Schien es nun Wischnewskij, daß die Angelegenheit, die den Beamten zu ihm geführt hatte, nicht der Rede wert sei, dann befahl er »ihn fortzujagen«. War aber die Angelegenheit eine, die etwa den Adel betraf, oder eine Mitteilung, die ihm von höheren Sphären aus zukam, dann zog Stepan Iwanowitsch seinen Pelzrock an, setzte die Mütze auf, ging hinaus und hörte den Beamten an, wobei er freilich die ganze Zeit über von ihm abgewandt stand und ihn kein einziges Mal ansah.

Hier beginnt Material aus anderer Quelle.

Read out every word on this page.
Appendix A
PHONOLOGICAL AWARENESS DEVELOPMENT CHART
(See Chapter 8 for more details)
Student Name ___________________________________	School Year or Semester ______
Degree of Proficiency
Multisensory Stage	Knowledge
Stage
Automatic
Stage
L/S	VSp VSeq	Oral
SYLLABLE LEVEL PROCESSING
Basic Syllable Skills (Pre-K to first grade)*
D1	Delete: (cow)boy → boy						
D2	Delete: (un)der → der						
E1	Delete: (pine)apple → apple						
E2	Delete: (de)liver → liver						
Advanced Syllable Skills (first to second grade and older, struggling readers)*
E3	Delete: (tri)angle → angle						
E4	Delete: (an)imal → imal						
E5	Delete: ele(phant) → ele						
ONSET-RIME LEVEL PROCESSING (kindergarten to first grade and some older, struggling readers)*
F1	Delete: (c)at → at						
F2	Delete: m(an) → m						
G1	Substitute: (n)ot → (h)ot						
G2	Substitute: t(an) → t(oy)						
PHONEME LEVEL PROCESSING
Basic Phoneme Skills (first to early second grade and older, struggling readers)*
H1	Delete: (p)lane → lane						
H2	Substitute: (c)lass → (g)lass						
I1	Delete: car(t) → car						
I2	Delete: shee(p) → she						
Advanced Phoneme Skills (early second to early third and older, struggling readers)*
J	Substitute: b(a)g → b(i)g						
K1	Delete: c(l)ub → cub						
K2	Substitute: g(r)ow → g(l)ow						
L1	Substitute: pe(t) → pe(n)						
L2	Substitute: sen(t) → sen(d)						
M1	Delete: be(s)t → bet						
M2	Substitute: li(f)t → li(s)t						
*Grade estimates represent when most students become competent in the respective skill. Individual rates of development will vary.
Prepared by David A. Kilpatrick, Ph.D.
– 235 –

War jener fertig, dann pflegte Wischnewskij wortlos fortzugehen, der Diener aber reichte dem Beamten auf einem Teller ein Glas Schnaps und eine Fünfzigrubelnote. Den Schnaps hatte der Beamte zu trinken, die Fünfzigrubelnote aber als »Imbiß« einzustecken (denn im Wischnewskijschen Hause wurde keinem Beamten jemals etwas zu essen angeboten). War jedoch wider Erwarten der Beamte von sich so hoher Meinung, daß er den ihm vor der Freitreppe servierten Schnaps nicht trank, so ging er auch des Anrechtes auf das Geld, das für den Imbiß bestimmt war, verlustig. Der Diener war angewiesen, ihn in diesem Falle fortzustoßen, den Schnaps ihm auf den Rücken zu gießen, die für den Imbiß bestimmt gewesenen fünfzig Rubel sich selber zu nehmen und schließlich am Strick zu ziehen, dieser Strick aber öffnete den Eisenriegel vor der Türe, hinter welcher die großen Hetzhunde unter der Freitreppe saßen.

Und da das alles bekannt war, wagten die Beamten es niemals, auch nur den geringsten Widerspruch gegen Stepan Iwanowitschs Maßregeln zu verlautbaren … und waren sogar sehr froh darüber, wenn irgendeine Angelegenheit sie vor die Freitreppe des Pan von Farbowanaja führte.

Wenn das alles in der Tat so ist, wie die Überlieferung uns berichtet, so müssen damals fünfzig Rubel für einen Imbiß augenscheinlich viel Geld gewesen sein.